Wenn sie nun allein mit mir unterwegs ist, ist die Leine normalerweise locker, aber ich laß' sie rumwuseln, schließlich will so eine Hundenase auch beschäftigt werden. Dafür hat sie mich auch schon finanziell entlohnt - denn nach meinem nein zeigte sich, daß sie lose rumliegende Geldscheine statt Bonbonpapier gefunden hatte. Wenn wir aber mit einem anderen Hund zusammen rumlaufen, insbesondere wenn das ein sehr dominanter Rüde ist, will sie oft voran laufen (mitunter liefern sich die Hunde dann eine Art Wettrennen, als ginge es darum, zu zeigen, welcher Hund seinen HH schneller ziehen kann). So richtig kann ich ihr das dann aber nicht übel nehmen, zumal das bei weitem nicht mehr so schlimm ist, wie zu Beginn. Mich nervt nur, daß diese HH halt nicht wissen, wie entspannt sie läuft, sobald wir wieder allein unterwegs sind ;)

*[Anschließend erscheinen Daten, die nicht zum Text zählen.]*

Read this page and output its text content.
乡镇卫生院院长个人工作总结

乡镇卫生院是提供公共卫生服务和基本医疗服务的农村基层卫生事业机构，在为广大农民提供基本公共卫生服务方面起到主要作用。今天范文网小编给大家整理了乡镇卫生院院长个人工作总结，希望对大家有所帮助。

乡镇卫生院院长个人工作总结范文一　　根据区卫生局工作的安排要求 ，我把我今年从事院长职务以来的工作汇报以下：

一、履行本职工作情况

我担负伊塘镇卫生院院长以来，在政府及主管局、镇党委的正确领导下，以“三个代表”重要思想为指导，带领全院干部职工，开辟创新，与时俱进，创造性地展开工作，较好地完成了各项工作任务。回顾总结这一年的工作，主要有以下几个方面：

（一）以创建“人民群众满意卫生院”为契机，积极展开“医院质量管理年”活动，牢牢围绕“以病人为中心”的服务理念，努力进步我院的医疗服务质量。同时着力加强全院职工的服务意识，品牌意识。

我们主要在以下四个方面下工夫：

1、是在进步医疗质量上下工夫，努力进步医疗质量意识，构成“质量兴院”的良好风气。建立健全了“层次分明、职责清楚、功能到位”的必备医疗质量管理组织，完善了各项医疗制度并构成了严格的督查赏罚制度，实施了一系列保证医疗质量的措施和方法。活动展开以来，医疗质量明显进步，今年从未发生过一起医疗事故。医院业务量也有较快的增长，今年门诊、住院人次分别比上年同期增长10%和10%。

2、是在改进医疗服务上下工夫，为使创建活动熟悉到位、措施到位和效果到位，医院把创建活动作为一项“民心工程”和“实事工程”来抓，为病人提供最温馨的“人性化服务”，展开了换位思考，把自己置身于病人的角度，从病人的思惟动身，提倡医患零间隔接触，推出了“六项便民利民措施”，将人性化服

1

Abgesehen davon lasse ich sie gern auch entscheiden, wo entlang sie spazierengehen möchte, aber wenn ich in eine bestimmte Richtung abbiegen will und sie nicht, dann ist sie grundsätzlich diejenige, die nachzugeben hat und das auch tut. Gerade zu Beginn war das sehr interessant, da sie die Gegend praktisch auf die gleiche Weise erkundet hat, wie ich: Erstmal grundsätzliche Wege finden (bzw. von mir zeigen lassen) und dann immer wieder abweichende Variationen / Verbindungswege ausprobieren. Seltsamerweise scheinen ihre Vorlieben dabei ziemlich den meinen zu entsprechen. Teilweise war ich mir auch absolut sicher, nicht die geringsten Anzeichen gegeben zu haben, wo ich lang will oder wie ich den aktuellen Weg gern variieren möchte - und sie hat den Weg eingeschlagen, den ich mir bildlich vorgestellt habe.